'Tough at number one' - Tseng's sympathy for McIlroy
SINGAPORE (AFP) –
Taiwan golf sensation Tseng Yani admitted she would almost be glad to be toppled from the “very lonely” spot of world number one and held out sympathy for her besieged men’s counterpart Rory McIlroy.
Tseng watched on Sunday as her two closest rivals in the rankings, Choi Na-Yeon and Stacy Lewis, finished second and first respectively at the HSBC Women’s Champions in Singapore, slashing her lead to just 0.68 average points.
But Tseng, 24, who tossed her ball into a lake in disgust as she wound up tied 28th, said she simply did not care about being world number one any more after two increasingly difficult years at the top.
“I don’t care if I lose (world number one). I don’t really care about world number one now — I just want to have fun,” she said.
“World number one, I know it’s good and people like it, but I want to care about myself more and I just want to enjoy (myself). If I lose (it), I’ll get back one day too.”
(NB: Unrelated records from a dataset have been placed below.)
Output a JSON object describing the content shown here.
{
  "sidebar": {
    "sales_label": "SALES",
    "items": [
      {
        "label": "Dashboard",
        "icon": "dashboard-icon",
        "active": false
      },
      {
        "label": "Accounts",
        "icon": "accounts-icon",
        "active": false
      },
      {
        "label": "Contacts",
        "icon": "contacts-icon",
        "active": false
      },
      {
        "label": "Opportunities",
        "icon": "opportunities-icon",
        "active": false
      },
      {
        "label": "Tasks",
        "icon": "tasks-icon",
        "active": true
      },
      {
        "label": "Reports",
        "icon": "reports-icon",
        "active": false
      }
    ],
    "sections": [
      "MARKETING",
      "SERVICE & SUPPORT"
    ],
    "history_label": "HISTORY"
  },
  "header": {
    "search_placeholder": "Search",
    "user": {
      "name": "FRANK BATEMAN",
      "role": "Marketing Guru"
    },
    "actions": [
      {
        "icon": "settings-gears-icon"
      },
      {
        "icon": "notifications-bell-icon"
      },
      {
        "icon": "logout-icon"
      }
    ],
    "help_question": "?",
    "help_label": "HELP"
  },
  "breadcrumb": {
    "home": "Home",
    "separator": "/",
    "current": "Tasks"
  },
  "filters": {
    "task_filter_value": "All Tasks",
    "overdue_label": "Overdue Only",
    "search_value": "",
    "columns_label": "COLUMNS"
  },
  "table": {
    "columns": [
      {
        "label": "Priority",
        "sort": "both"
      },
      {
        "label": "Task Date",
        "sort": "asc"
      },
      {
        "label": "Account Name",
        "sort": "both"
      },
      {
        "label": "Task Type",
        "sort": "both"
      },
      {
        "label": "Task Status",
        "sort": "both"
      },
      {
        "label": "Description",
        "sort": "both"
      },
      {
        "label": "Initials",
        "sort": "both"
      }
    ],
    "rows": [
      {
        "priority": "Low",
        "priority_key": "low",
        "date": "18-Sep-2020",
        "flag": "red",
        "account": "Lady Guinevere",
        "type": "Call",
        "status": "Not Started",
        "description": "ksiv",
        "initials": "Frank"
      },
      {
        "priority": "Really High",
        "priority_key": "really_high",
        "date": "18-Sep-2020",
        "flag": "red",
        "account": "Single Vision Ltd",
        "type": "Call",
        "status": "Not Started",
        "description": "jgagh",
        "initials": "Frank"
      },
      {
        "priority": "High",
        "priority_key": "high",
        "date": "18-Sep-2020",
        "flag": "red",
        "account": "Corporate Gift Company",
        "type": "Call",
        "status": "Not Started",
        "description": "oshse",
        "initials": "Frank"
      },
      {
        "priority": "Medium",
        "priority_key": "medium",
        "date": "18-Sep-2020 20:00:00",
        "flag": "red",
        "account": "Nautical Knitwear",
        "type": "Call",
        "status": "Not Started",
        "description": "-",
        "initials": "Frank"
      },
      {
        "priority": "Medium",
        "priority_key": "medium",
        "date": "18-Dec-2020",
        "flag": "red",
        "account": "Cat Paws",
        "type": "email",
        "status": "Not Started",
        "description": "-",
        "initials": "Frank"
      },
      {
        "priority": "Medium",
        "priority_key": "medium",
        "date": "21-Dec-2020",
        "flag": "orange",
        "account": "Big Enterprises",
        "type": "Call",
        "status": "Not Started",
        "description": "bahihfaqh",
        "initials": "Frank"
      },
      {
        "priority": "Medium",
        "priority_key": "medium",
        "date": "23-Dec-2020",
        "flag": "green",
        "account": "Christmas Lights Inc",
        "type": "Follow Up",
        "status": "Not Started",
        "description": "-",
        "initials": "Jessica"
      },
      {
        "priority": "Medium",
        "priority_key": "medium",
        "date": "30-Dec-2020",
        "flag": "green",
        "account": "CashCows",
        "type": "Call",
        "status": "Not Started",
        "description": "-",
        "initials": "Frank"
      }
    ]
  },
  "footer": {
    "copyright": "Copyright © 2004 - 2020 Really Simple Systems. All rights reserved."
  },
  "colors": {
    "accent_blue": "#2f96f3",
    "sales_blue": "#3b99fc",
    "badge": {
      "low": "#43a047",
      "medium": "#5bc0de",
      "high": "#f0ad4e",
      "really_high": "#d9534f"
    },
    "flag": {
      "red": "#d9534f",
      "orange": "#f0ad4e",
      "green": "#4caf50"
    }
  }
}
Tseng’s candid comments come after McIlroy, under pressure after performing poorly following a lucrative switch to Nike clubs, walked off the course during a second-round blow-out at the Honda Classic in Florida.
McIlroy later blamed toothache for his sudden withdrawal, but the issue was clouded by reported comments that he was “not in a good place mentally” as he left the venue.
Tseng backed the 23-year-old Northern Irishman to bounce back, pointing out that he faced difficulties last year before winning his second major title and topping both the American and European money lists.
“Last year he struggled in the middle of the season too but he finished strong and (returned to) world number one. He will be back soon,” she said.
Tseng was reduced to tears last year as pressure built after a string of missed cuts, and after winning seven titles in 2011 she is now searching for her first victory in a year.
And Tseng, who has sought advice from former long-time women’s number one Annika Sorenstam, said few people could understand the difficulty of being at the top of a sport.
“It’s tough and it’s very lonely,” said Tseng. “No one knows how it feels. Everybody wants to be in your shoes but no one knows how tough it is.
“Not many people have been there before, so I don’t have many people to ask what should I do. You just need to find your way to stay on top as long as you can because everybody is different.
“Annika has a different way, Tiger (Woods), Rory, everybody has a different way to stay on top but you need to find your way. Now I’m looking for how can I be on top for as long (as possible) but sometimes I even feel maybe number two is good.”
She added: “The first year when I was world number one I felt good, I enjoyed it. But then every year, every month everybody kept building that expectation on me and I think that’s a lot of pressure.
“I want to play golf like a child, I don’t want to play golf with pressure, because if I don’t play well people say bad things about me, and I don’t want that. I want to focus on myself more and to ignore bad things.”
Tseng’s struggles at number one have been noted by America’s Lewis, who rose to third in the rankings by winning in Singapore and hopes to complete her ascent to the top spot in a matter of weeks.
“I know number one is a hard place to be,” said Lewis, 28. “But… I don’t feel like I’m doing a lot of stuff different, and right now, I don’t think number one is going to be any different.”